Mais que reste-t-il du droit de disposer de son corps? «Les effets néfastes de la prostitution pèsent bien plus lourd que les libertés individuelles dans ce débat», estime Yolande Geadah. Selon ses observations, la plupart des travailleuses du sexe ne font pas ce métier par choix, mais parce qu’elles proviennent de milieux marqués par la pauvreté et les violences sexuelles. Ce passé les rend vulnérables face à des proxénètes qui jouent la carte de la séduction et du confort matériel pour les attirer.

«L’âge moyen de l’entrée dans la prostitution au Canada est de 14 ans; des études révèlent aussi que 85 % de ces personnes ont été abusées sexuellement. Sachant cela, comment ose-t-on parler du libre choix d’exercer cette activité?» s’indigne Richard Poulin, professeur au Département de sociologie et d’anthropologie à l’Université d’Ottawa.

Pascale Navarro, journaliste et coauteure de Interdit aux femmes; le féminisme et la censure de la pornographie (Boréal, 1996), est plus tempérée. «Au Québec, il existe des travailleurs du sexe qui sont là parce qu’ils le souhaitent.
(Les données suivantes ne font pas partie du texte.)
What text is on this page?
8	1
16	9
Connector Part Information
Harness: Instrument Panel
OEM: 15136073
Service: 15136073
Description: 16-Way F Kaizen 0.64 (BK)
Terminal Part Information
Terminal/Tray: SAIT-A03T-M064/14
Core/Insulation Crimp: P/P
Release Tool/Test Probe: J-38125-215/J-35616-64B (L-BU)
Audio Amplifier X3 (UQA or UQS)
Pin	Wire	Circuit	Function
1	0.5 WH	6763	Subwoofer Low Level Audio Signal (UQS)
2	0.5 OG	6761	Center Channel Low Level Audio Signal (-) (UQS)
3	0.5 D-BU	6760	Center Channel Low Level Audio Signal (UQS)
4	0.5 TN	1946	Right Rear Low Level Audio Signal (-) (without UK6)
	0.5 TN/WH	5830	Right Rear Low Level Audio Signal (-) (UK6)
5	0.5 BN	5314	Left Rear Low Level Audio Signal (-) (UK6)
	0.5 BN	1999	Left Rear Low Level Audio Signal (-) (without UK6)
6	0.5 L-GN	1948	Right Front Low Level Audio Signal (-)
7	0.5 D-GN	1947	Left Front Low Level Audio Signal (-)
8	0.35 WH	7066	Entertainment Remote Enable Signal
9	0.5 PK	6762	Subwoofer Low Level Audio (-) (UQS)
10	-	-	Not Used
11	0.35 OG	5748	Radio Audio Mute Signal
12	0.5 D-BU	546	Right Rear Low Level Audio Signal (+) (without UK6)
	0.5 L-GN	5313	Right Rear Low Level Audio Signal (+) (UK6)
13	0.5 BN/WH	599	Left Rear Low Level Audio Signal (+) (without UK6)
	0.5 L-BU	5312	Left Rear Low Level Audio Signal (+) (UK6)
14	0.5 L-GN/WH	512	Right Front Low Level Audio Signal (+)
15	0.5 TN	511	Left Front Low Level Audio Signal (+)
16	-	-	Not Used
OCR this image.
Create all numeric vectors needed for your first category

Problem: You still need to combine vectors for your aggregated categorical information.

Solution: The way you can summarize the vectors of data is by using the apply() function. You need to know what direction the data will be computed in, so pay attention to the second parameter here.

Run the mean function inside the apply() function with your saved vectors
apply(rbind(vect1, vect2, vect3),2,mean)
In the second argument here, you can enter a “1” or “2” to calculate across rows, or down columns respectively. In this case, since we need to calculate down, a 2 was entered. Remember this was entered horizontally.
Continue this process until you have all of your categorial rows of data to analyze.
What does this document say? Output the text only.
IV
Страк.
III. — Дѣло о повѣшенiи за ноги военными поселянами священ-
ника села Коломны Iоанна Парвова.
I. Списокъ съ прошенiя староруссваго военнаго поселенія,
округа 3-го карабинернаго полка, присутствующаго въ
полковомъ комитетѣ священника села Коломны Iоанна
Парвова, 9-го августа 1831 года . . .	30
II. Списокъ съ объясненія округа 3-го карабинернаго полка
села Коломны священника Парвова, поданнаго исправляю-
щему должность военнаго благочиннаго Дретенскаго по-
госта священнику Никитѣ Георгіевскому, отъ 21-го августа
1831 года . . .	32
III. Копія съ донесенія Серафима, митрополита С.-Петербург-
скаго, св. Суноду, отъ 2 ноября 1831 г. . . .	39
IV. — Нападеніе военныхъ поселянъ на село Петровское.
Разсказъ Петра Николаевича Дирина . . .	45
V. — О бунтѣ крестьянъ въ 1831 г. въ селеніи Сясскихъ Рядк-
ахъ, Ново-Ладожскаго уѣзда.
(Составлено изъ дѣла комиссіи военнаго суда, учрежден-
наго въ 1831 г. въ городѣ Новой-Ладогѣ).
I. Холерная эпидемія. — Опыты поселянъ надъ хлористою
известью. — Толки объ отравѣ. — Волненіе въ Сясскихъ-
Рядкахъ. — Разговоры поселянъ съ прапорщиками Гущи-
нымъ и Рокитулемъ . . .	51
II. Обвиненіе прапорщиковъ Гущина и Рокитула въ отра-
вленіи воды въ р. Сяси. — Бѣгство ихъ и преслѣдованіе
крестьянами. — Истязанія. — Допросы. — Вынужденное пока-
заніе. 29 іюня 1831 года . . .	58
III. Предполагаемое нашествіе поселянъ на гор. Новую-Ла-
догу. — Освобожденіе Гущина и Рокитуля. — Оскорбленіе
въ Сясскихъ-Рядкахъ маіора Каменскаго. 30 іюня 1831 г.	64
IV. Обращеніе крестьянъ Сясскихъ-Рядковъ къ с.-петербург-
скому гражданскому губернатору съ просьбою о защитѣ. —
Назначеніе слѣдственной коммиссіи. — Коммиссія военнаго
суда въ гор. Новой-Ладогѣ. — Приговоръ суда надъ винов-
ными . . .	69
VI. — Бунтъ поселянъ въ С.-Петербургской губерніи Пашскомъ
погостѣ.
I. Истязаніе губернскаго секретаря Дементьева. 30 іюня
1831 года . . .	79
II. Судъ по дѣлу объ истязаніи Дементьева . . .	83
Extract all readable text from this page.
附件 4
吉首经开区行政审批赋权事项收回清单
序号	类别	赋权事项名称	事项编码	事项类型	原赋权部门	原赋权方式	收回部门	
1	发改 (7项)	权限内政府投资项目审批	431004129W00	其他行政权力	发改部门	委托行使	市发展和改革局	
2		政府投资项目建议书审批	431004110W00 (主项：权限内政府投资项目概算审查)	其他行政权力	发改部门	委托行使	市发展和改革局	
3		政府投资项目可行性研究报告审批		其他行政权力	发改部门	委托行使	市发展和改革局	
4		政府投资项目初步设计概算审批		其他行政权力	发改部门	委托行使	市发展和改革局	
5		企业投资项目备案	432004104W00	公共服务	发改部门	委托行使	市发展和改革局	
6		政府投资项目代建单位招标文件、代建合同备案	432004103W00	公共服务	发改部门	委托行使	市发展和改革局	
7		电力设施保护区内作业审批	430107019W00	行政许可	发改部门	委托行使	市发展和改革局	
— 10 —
Ils pourraient éviter cette voie, grâce entre autres aux maisons d’hébergement pour jeunes, aux travailleurs sociaux, aux programmes d’insertion en emploi. Pourtant, ils persistent.»

Un choix difficile à accepter pour certaines féministes. «C’est frustrant de voir des femmes décider de se prostituer, car c’est une illustration frappante de l’utilisation du corps de la femme par l’homme, affirme Pascale Navarro. Mais qui suis-je pour dire à ces femmes quoi faire?»

Mariane, escorte indépendante, croit en effet que les féministes sont mal placées pour la juger. «Je suis écœurée par le discours qui présente la prostitution comme une activité dégradante, un discours souvent tenu par des gens qui n’ont jamais fait ce métier. C’est comme si je plaidais la cause des chauffeurs d’autobus, alors que je ne connais rien de leur réalité!»(M.-H. P.)